Extending life: disease pattern shift

2. Malignant tumours and ageing

Tumour frequency increases with age (Fig. 3). The apparent decrease of frequency in the extreme ages of life is explained with a more difficult clinical diagnosis in the elderly. However, there is a real decrease in frequency after 90 years of age6.
There are also differences among tumours of different anatomical localization, and the median age presents an evident shift of even a couple of decades (fig. 4). The general median age in the Trieste population is around 71 years for the malignant tumours at all sites combined in males and females. But if we look at the tumours of different anatomical sites it is possible to note that the median age for skin melanoma in males is 61 years and 76 for prostate gland tumours with15 years of shift. In females the median age pattern change is even more evident: for cervix uteri tumours and skin melanomas the median age is 59 years, while for pancreatic tumours it is 78 — a difference of almost 20 years5. So we have three different groups of malignant tumours: those with a relatively young median age, that show a relative decrease with the ageing of the population; those that are around the general median age of malignant tumours for which no frequency changes are expected; and those characteristic of older persons, like gastrointestinal tumours that are expected to increase with the population ageing process.

Fig. 3: Increasing malignant tumours incidence in males and females by ageing
Fig. 4: Median age for different tumour anatomic location in males and females (general median age for all the malignant tumours together underlined)

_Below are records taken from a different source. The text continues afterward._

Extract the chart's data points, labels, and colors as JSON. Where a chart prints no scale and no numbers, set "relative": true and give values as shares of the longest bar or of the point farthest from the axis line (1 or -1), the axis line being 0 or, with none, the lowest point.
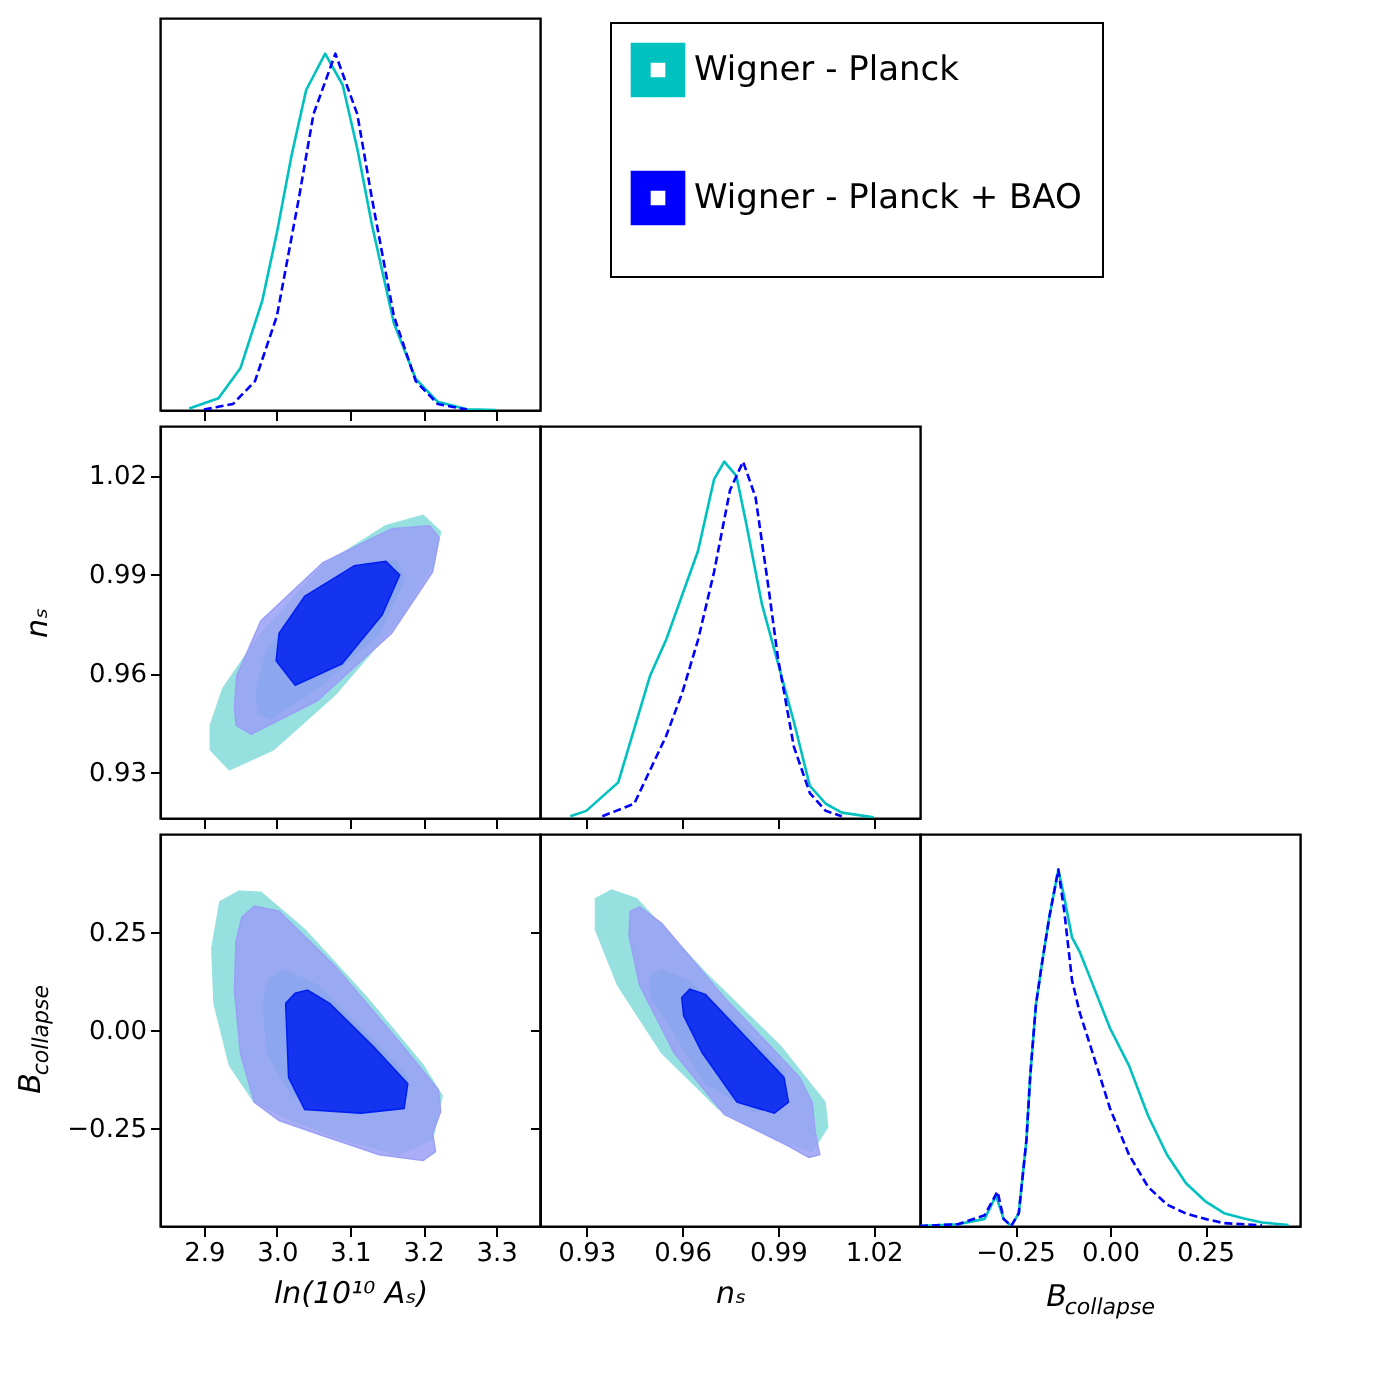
{
  "chart_data": [
    {
      "type": "line",
      "relative": true,
      "legend": "top right",
      "tick_labels": false,
      "grid": false,
      "line_style": "solid",
      "xlim": [
        2.84,
        3.36
      ],
      "xticks": [
        2.9,
        3.0,
        3.1,
        3.2,
        3.3
      ],
      "series": [
        {
          "name": "Wigner - Planck",
          "color": "#00c0c0",
          "x": [
            2.88,
            2.92,
            2.95,
            2.98,
            3.0,
            3.02,
            3.04,
            3.066,
            3.09,
            3.11,
            3.13,
            3.16,
            3.19,
            3.22,
            3.26,
            3.3
          ],
          "values": [
            0.004,
            0.033,
            0.117,
            0.307,
            0.498,
            0.714,
            0.898,
            1,
            0.912,
            0.733,
            0.52,
            0.244,
            0.087,
            0.023,
            0.002,
            0
          ]
        },
        {
          "name": "Wigner - Planck + BAO",
          "color": "#0000ff",
          "line_style": "dashed",
          "x": [
            2.9,
            2.94,
            2.97,
            3.0,
            3.03,
            3.05,
            3.08,
            3.11,
            3.13,
            3.16,
            3.19,
            3.22,
            3.26
          ],
          "values": [
            0.001,
            0.017,
            0.081,
            0.264,
            0.594,
            0.83,
            1,
            0.83,
            0.594,
            0.264,
            0.081,
            0.017,
            0.001
          ]
        }
      ]
    },
    {
      "type": "area",
      "tick_labels": "y",
      "grid": false,
      "ylabel": "nₛ",
      "xlim": [
        2.84,
        3.36
      ],
      "xticks": [
        2.9,
        3.0,
        3.1,
        3.2,
        3.3
      ],
      "ylim": [
        0.916,
        1.035
      ],
      "yticks": [
        0.93,
        0.96,
        0.99,
        1.02
      ],
      "series": [
        {
          "color": "#96e0e0",
          "x": [
            2.909,
            2.935,
            2.995,
            3.08,
            3.166,
            3.213,
            3.224,
            3.2,
            3.149,
            3.063,
            2.978,
            2.926,
            2.909
          ],
          "values": [
            0.9367,
            0.9306,
            0.9367,
            0.9535,
            0.9758,
            0.9926,
            1.0029,
            1.0079,
            1.0047,
            0.9926,
            0.9721,
            0.9553,
            0.9442
          ]
        },
        {
          "color": "#40c8d0",
          "x": [
            2.974,
            2.991,
            3.055,
            3.14,
            3.174,
            3.164,
            3.123,
            3.038,
            2.986,
            2.972
          ],
          "values": [
            0.9479,
            0.946,
            0.9553,
            0.9721,
            0.9885,
            0.9941,
            0.9935,
            0.9814,
            0.9665,
            0.9553
          ]
        },
        {
          "color": "#9aa0f5",
          "x": [
            2.944,
            2.965,
            3.055,
            3.157,
            3.213,
            3.222,
            3.209,
            3.157,
            3.063,
            2.978,
            2.945,
            2.942
          ],
          "values": [
            0.9442,
            0.9414,
            0.9516,
            0.9721,
            0.9907,
            1.001,
            1.0047,
            1.0038,
            0.9935,
            0.9758,
            0.9591,
            0.9498
          ]
        },
        {
          "color": "#0020f0",
          "x": [
            2.999,
            3.025,
            3.089,
            3.144,
            3.168,
            3.149,
            3.106,
            3.038,
            3.003
          ],
          "values": [
            0.9637,
            0.9563,
            0.9628,
            0.9777,
            0.9898,
            0.9939,
            0.9926,
            0.9833,
            0.9721
          ]
        }
      ]
    },
    {
      "type": "line",
      "relative": true,
      "tick_labels": false,
      "grid": false,
      "line_style": "solid",
      "xlim": [
        0.9155,
        1.0345
      ],
      "xticks": [
        0.93,
        0.96,
        0.99,
        1.02
      ],
      "series": [
        {
          "color": "#00c0c0",
          "x": [
            0.925,
            0.93,
            0.94,
            0.95,
            0.955,
            0.96,
            0.965,
            0.97,
            0.9732,
            0.977,
            0.98,
            0.985,
            0.99,
            0.995,
            1.0,
            1.005,
            1.01,
            1.02
          ],
          "values": [
            0.005,
            0.02,
            0.1,
            0.4,
            0.5,
            0.625,
            0.75,
            0.95,
            1,
            0.96,
            0.83,
            0.6,
            0.435,
            0.27,
            0.09,
            0.04,
            0.015,
            0.002
          ]
        },
        {
          "color": "#0000ff",
          "line_style": "dashed",
          "x": [
            0.935,
            0.945,
            0.955,
            0.96,
            0.965,
            0.97,
            0.975,
            0.9791,
            0.983,
            0.987,
            0.99,
            0.995,
            1.0,
            1.005,
            1.01
          ],
          "values": [
            0.005,
            0.04,
            0.23,
            0.35,
            0.5,
            0.69,
            0.92,
            1,
            0.9,
            0.65,
            0.45,
            0.2,
            0.07,
            0.02,
            0.005
          ]
        }
      ]
    },
    {
      "type": "area",
      "grid": false,
      "xlabel": "ln(10¹⁰ Aₛ)",
      "ylabel": "B$_{collapse}$",
      "xlim": [
        2.84,
        3.36
      ],
      "xticks": [
        {
          "value": 2.9,
          "label": "2.9"
        },
        {
          "value": 3.0,
          "label": "3.0"
        },
        3.1,
        3.2,
        3.3
      ],
      "ylim": [
        -0.5,
        0.5
      ],
      "yticks": [
        {
          "value": -0.25,
          "label": "−0.25"
        },
        {
          "value": 0,
          "label": "0.00"
        },
        0.25
      ],
      "series": [
        {
          "color": "#96e0e0",
          "x": [
            2.911,
            2.922,
            2.948,
            2.978,
            3.038,
            3.123,
            3.2,
            3.226,
            3.213,
            3.166,
            3.089,
            3.021,
            2.969,
            2.935,
            2.914
          ],
          "values": [
            0.209,
            0.327,
            0.354,
            0.351,
            0.256,
            0.083,
            -0.09,
            -0.168,
            -0.278,
            -0.318,
            -0.278,
            -0.231,
            -0.184,
            -0.09,
            0.068
          ]
        },
        {
          "color": "#40c8d0",
          "x": [
            2.982,
            2.988,
            3.008,
            3.055,
            3.123,
            3.179,
            3.174,
            3.106,
            3.021,
            2.986
          ],
          "values": [
            0.068,
            0.127,
            0.154,
            0.115,
            -0.011,
            -0.121,
            -0.2,
            -0.215,
            -0.168,
            -0.058
          ]
        },
        {
          "color": "#9aa0f5",
          "x": [
            2.944,
            2.952,
            2.969,
            3.003,
            3.08,
            3.166,
            3.221,
            3.224,
            3.213,
            3.217,
            3.2,
            3.14,
            3.063,
            3.003,
            2.969,
            2.95,
            2.942
          ],
          "values": [
            0.225,
            0.288,
            0.316,
            0.303,
            0.162,
            -0.027,
            -0.153,
            -0.208,
            -0.263,
            -0.31,
            -0.333,
            -0.318,
            -0.27,
            -0.231,
            -0.184,
            -0.058,
            0.099
          ]
        },
        {
          "color": "#0020f0",
          "x": [
            3.012,
            3.025,
            3.042,
            3.072,
            3.132,
            3.179,
            3.174,
            3.115,
            3.038,
            3.016
          ],
          "values": [
            0.068,
            0.094,
            0.102,
            0.068,
            -0.042,
            -0.137,
            -0.2,
            -0.212,
            -0.203,
            -0.121
          ]
        }
      ]
    },
    {
      "type": "area",
      "tick_labels": "x",
      "grid": false,
      "xlabel": "nₛ",
      "xlim": [
        0.9155,
        1.0345
      ],
      "xticks": [
        0.93,
        0.96,
        0.99,
        1.02
      ],
      "ylim": [
        -0.5,
        0.5
      ],
      "yticks": [
        -0.25,
        0,
        0.25
      ],
      "series": [
        {
          "color": "#96e0e0",
          "x": [
            0.9329,
            0.9379,
            0.9457,
            0.9673,
            0.9909,
            1.0047,
            1.0056,
            1.0007,
            0.9889,
            0.9713,
            0.9536,
            0.9398,
            0.9329
          ],
          "values": [
            0.335,
            0.357,
            0.335,
            0.146,
            -0.042,
            -0.184,
            -0.247,
            -0.31,
            -0.278,
            -0.2,
            -0.058,
            0.115,
            0.256
          ]
        },
        {
          "color": "#40c8d0",
          "x": [
            0.9502,
            0.9536,
            0.9614,
            0.9791,
            0.9919,
            0.9919,
            0.983,
            0.9673,
            0.9565,
            0.9502
          ],
          "values": [
            0.138,
            0.154,
            0.127,
            0.005,
            -0.105,
            -0.184,
            -0.208,
            -0.137,
            0.005,
            0.083
          ]
        },
        {
          "color": "#9aa0f5",
          "x": [
            0.9438,
            0.9467,
            0.9536,
            0.9732,
            0.9968,
            1.0007,
            1.0017,
            1.0031,
            0.9997,
            0.9929,
            0.9732,
            0.9575,
            0.9467,
            0.9434
          ],
          "values": [
            0.303,
            0.314,
            0.272,
            0.083,
            -0.121,
            -0.184,
            -0.263,
            -0.318,
            -0.325,
            -0.294,
            -0.215,
            -0.058,
            0.115,
            0.241
          ]
        },
        {
          "color": "#0020f0",
          "x": [
            0.9599,
            0.9624,
            0.9673,
            0.9791,
            0.9919,
            0.9933,
            0.9889,
            0.9772,
            0.9663,
            0.9605
          ],
          "values": [
            0.083,
            0.104,
            0.091,
            -0.011,
            -0.121,
            -0.184,
            -0.212,
            -0.184,
            -0.058,
            0.036
          ]
        }
      ]
    },
    {
      "type": "line",
      "relative": true,
      "tick_labels": "x",
      "grid": false,
      "line_style": "solid",
      "xlabel": "B$_{collapse}$",
      "xlim": [
        -0.5,
        0.5
      ],
      "xticks": [
        {
          "value": -0.25,
          "label": "−0.25"
        },
        {
          "value": 0,
          "label": "0.00"
        },
        0.25
      ],
      "series": [
        {
          "color": "#00c0c0",
          "x": [
            -0.5,
            -0.4,
            -0.33,
            -0.3,
            -0.28,
            -0.26,
            -0.24,
            -0.22,
            -0.21,
            -0.195,
            -0.18,
            -0.16,
            -0.136,
            -0.12,
            -0.1,
            -0.08,
            -0.05,
            0.0,
            0.05,
            0.1,
            0.15,
            0.2,
            0.25,
            0.3,
            0.35,
            0.4,
            0.47
          ],
          "values": [
            0,
            0.005,
            0.02,
            0.085,
            0.02,
            0,
            0.036,
            0.24,
            0.42,
            0.62,
            0.73,
            0.865,
            1,
            0.92,
            0.81,
            0.77,
            0.69,
            0.555,
            0.45,
            0.31,
            0.2,
            0.12,
            0.07,
            0.036,
            0.022,
            0.01,
            0.003
          ]
        },
        {
          "color": "#0000ff",
          "line_style": "dashed",
          "x": [
            -0.5,
            -0.4,
            -0.33,
            -0.296,
            -0.28,
            -0.26,
            -0.24,
            -0.22,
            -0.21,
            -0.195,
            -0.18,
            -0.16,
            -0.136,
            -0.12,
            -0.1,
            -0.08,
            -0.05,
            0.0,
            0.05,
            0.1,
            0.15,
            0.2,
            0.25,
            0.3,
            0.4
          ],
          "values": [
            0,
            0.005,
            0.03,
            0.097,
            0.02,
            0,
            0.036,
            0.24,
            0.42,
            0.62,
            0.73,
            0.865,
            1,
            0.88,
            0.69,
            0.6,
            0.5,
            0.33,
            0.2,
            0.11,
            0.06,
            0.035,
            0.02,
            0.008,
            0.002
          ]
        }
      ]
    }
  ]
}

Malignant tumours prevalence decreases in the later ages of human life. In people that die between 75 and 90 years of age, the tumour prevalence is around 36%6. The expected frequency is that one third of the population is going to develop a malignant tumour. Some years ago the common belief was that if everyone lives enough time they incur a malignant tumour. But the prevalence of cancer decreases to 22% in nonagenarians and to only 16% in centenarians (Table 2). This frequency decrease is also linked with less aggressive biological behaviour. In people under 90 years of age, cancer was the cause of death in 70% of cases, whereas in nonagenarians and centenarians cancer was involved with death in only 43% of of the cases. In most of these cases the metastatic spreading was not the final cause of death, but other local complications of the tumour such as infections or massive hemorrhages. The metastatic spreading was present in 2/3 of the elderly below 90 years, but only in 1/3 of the nonagenarians and in less than 1/4 of the centenarians6. Cancer in the oldest old could be considered in a different way from cancer in younger people. Often it is not the main disease influence the patients very greatly, but it is only one of the many chronic degenerative diseases that affect any person of this age, and, frequently, it is not even the most important one6.

Tab. 2: Malignant tumors prevalence, cause of death and metastatic spreading in elderly
From G. Stanta et al, Cancer of the oldest old, what we have learned from autopsy studies, Clin. Ger. Med.13:55-68; 1997

If we analyze time trends in cancer incidence, it is possible to note that the prevalence of tumours in people between 75 and 90 years of age was, in the years before the population ageing process (1940 – 1960), lower than nowadays: 11% versus 38%. This is probably the effect of environmental factors but also the effect of greater population ageing6.

Tab.3: Lung Cancer attributable risk by age
From: F. Barbone, M. Bovenzi, F. Cavallieri, G. Stanta, Air pollution and lung cancer in Trieste, Italy. Am J. Epidiemol., 141,1-9, 1995

The importance of environmental factors in the development of malignant tumours can be higher in the elderly than in young people. It was shown that, in the case of lung cancer, environmental pollution can be important in 28% of the cancers in persons under 70 years of age but in 46% of those over 70 (table 3)7. This can be explained by the fact that aged persons were already subjected to many hits in the multistep process of cancerigenesis and one more could be the one leading to the clinical disease.

6 G. Stanta, L. Campagner, F. Cavallieri, L. Giarelli, “Cancer of the oldest old: What we have learned from autopsy studies”, Clin. Ger. Med., 13:55-68 (1997).
7 F. Barbone, M. Bovenzi, F. Cavallieri, G. Stanta, “Air pollution and lung cancer in Trieste, Italy”, Am. J. Epidemiol., 141:1-9 (1995).